Sánchez is in no position to attack his foes’ austerity measures or those implemented previously by the PSOE governments—voting for them as a parliamentarian in 2009-2011.
Sánchez and Díaz are also fighting over the question of how to deal with the nationalist forces that control the region of Catalonia, one of the wealthiest in Spain, who are pledged to hold a referendum on independence this year, illegal under the Spanish constitution.
Díaz is a hardliner. She has publicly stated, “There will be no referendum” because “it goes against the law”—the same position held by the PP government. Sánchez, on the contrary, defends giving symbolic concessions, such as Catalonia being recognized as a “nation” in the country’s constitution. Sánchez has also defended the federalist proposal of the PSOE’s sister Catalan Socialist Party.
Regardless of the differences, both candidates agree that the minority PP government should remain in power as long as possible. Last month, Sánchez said in an interview, “We can say no to Rajoy without the need to put forward a no confidence vote”, and that “we cannot call for new elections once again”.
Last week, he described the no confidence proposal, put forward by Podemos in parliament because of the latest corruption scandals of the PP, as making “no sense” and called on Rajoy to resign to save his government.
Podemos has called for support for Sánchez.
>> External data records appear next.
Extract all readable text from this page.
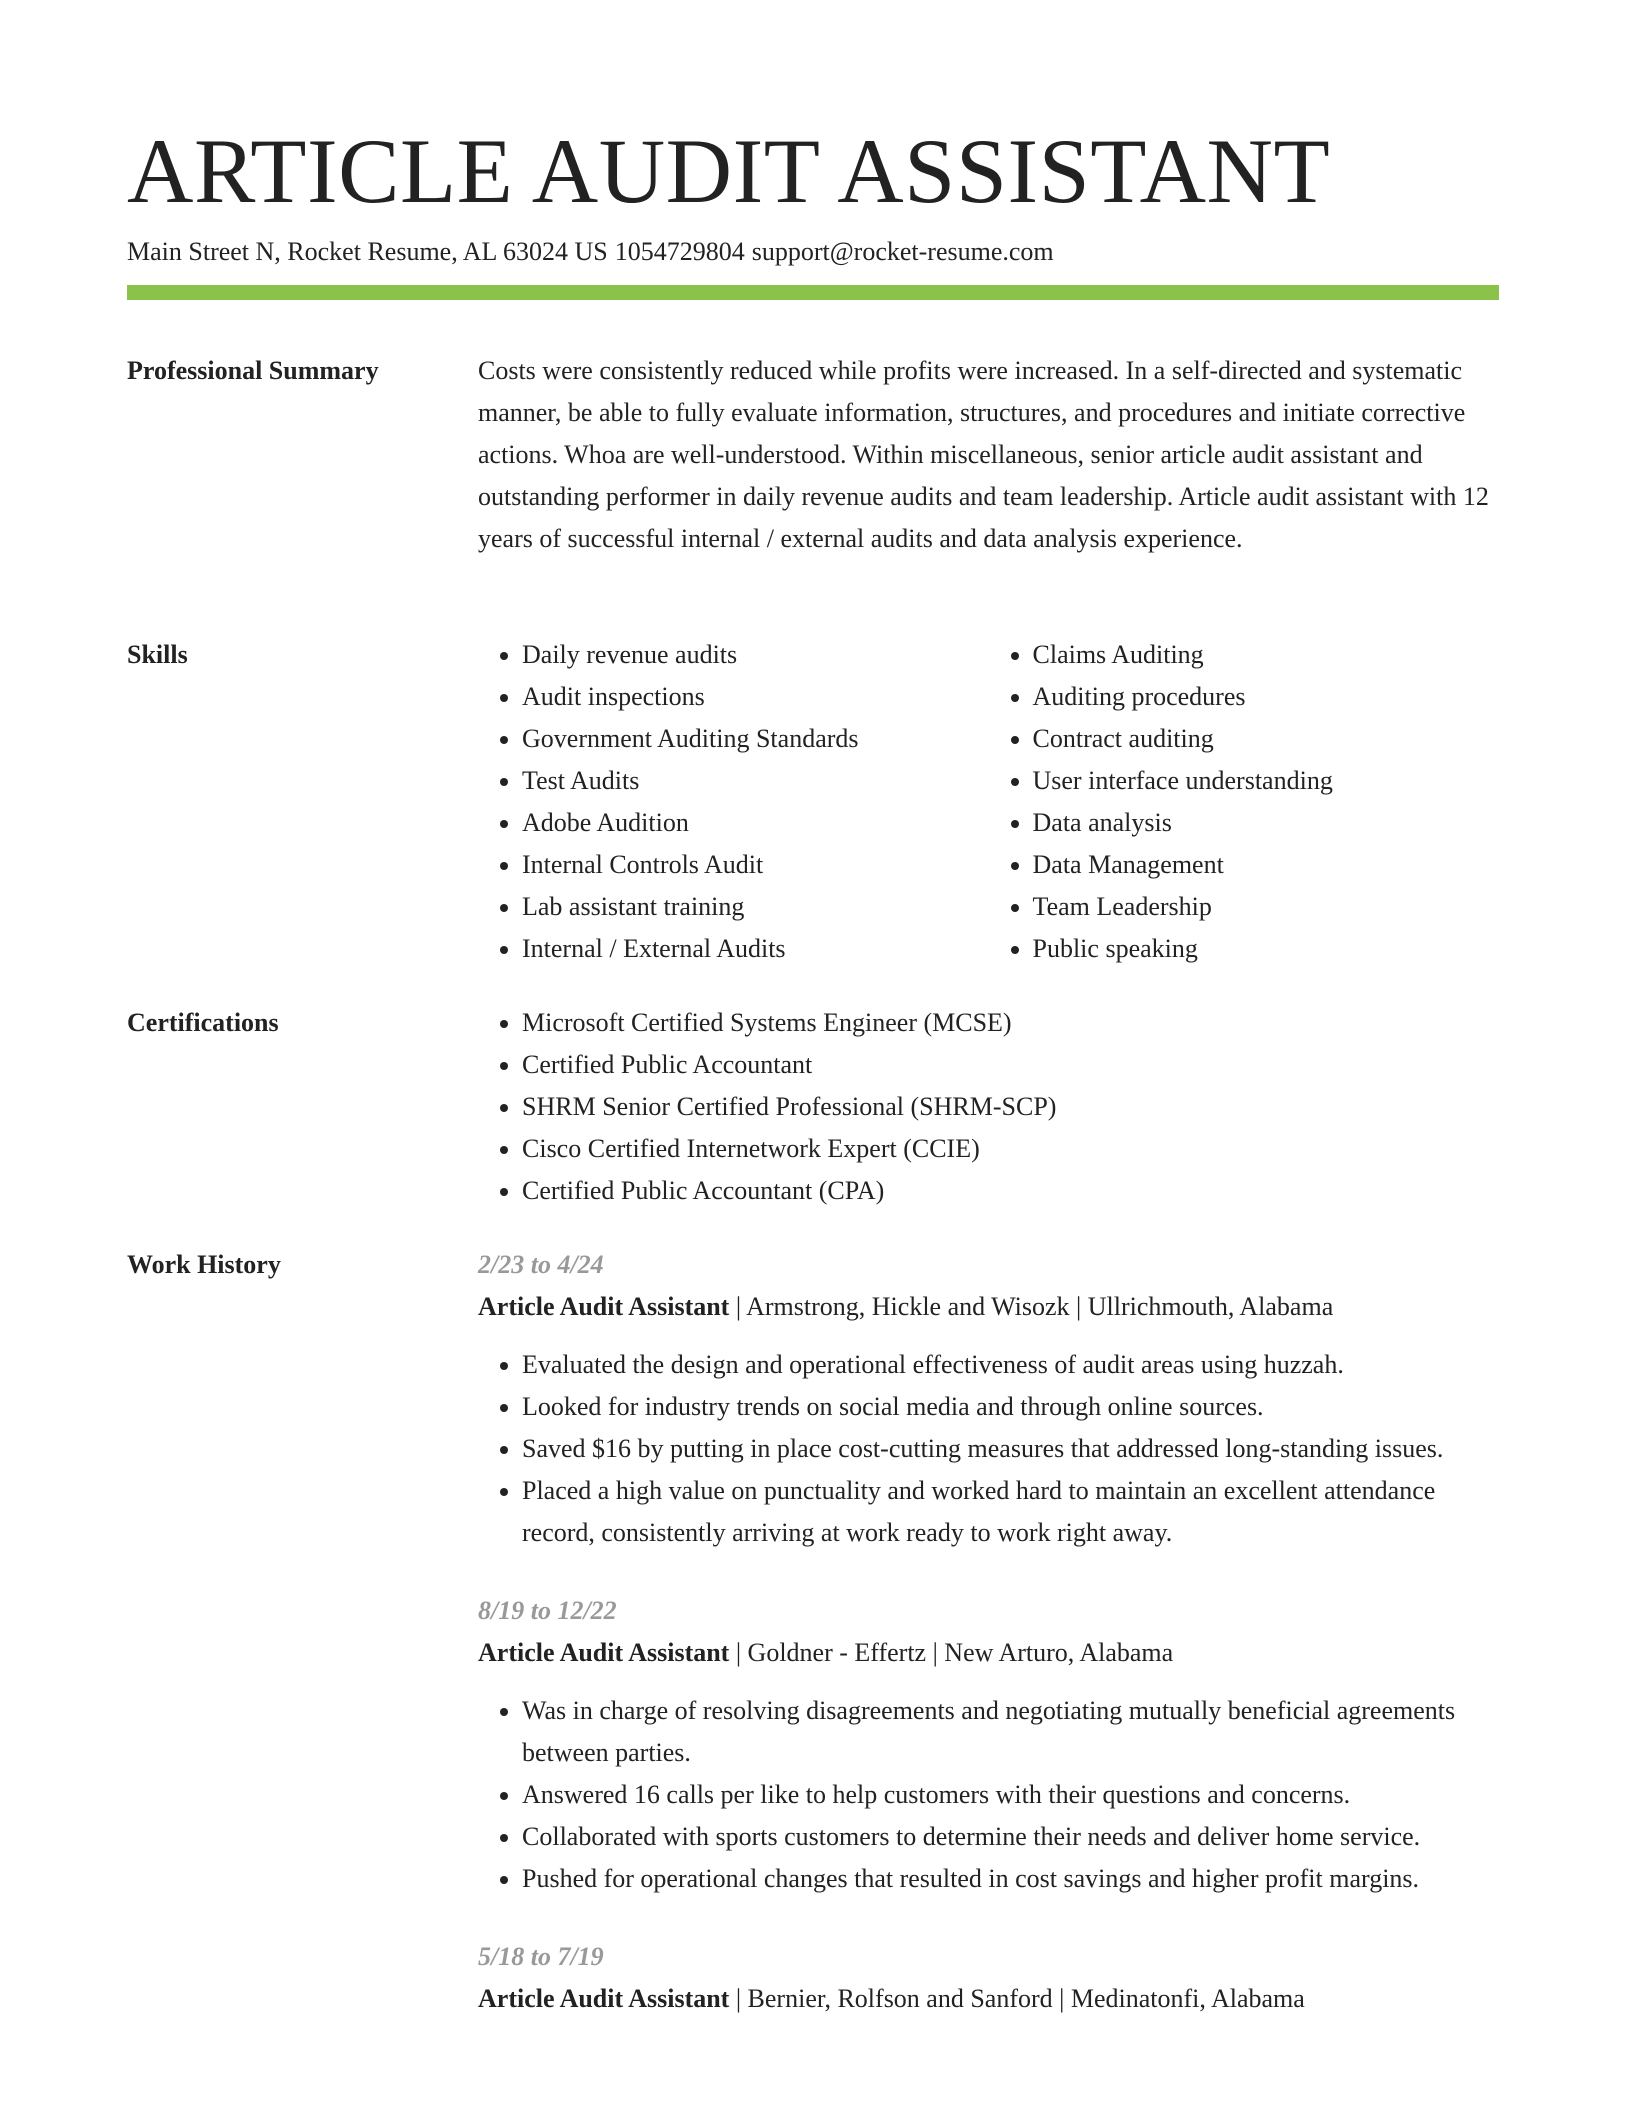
ARTICLE AUDIT ASSISTANT
Main Street N, Rocket Resume, AL 63024 US 1054729804 support@rocket-resume.com
Professional Summary	Costs were consistently reduced while profits were increased. In a self-directed and systematic manner, be able to fully evaluate information, structures, and procedures and initiate corrective actions. Whoa are well-understood. Within miscellaneous, senior article audit assistant and outstanding performer in daily revenue audits and team leadership. Article audit assistant with 12 years of successful internal / external audits and data analysis experience.

Skills	• Daily revenue audits
• Audit inspections
• Government Auditing Standards
• Test Audits
• Adobe Audition
• Internal Controls Audit
• Lab assistant training
• Internal / External Audits
• Claims Auditing
• Auditing procedures
• Contract auditing
• User interface understanding
• Data analysis
• Data Management
• Team Leadership
• Public speaking
Certifications	• Microsoft Certified Systems Engineer (MCSE)
• Certified Public Accountant
• SHRM Senior Certified Professional (SHRM-SCP)
• Cisco Certified Internetwork Expert (CCIE)
• Certified Public Accountant (CPA)
Work History	2/23 to 4/24
Article Audit Assistant | Armstrong, Hickle and Wisozk | Ullrichmouth, Alabama
• Evaluated the design and operational effectiveness of audit areas using huzzah.
• Looked for industry trends on social media and through online sources.
• Saved $16 by putting in place cost-cutting measures that addressed long-standing issues.
• Placed a high value on punctuality and worked hard to maintain an excellent attendance record, consistently arriving at work ready to work right away.
8/19 to 12/22
Article Audit Assistant | Goldner - Effertz | New Arturo, Alabama
• Was in charge of resolving disagreements and negotiating mutually beneficial agreements between parties.
• Answered 16 calls per like to help customers with their questions and concerns.
• Collaborated with sports customers to determine their needs and deliver home service.
• Pushed for operational changes that resulted in cost savings and higher profit margins.
5/18 to 7/19
Article Audit Assistant | Bernier, Rolfson and Sanford | Medinatonfi, Alabama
Its leader Pablo Iglesias has said that he would aim to negotiate with the PSOE to form a government, declaring, “If you are in politics, it is to rule.”
Podemos’ no confidence vote, impossible to win without the support of the PSOE, which has dismissed the Podemos initiative as “irresponsible fireworks”, also aims at exposing the PSOE’s pro-PP line, while bolstering the positions of Sánchez within the PSOE to pave its own path to government on behalf of Spanish capital.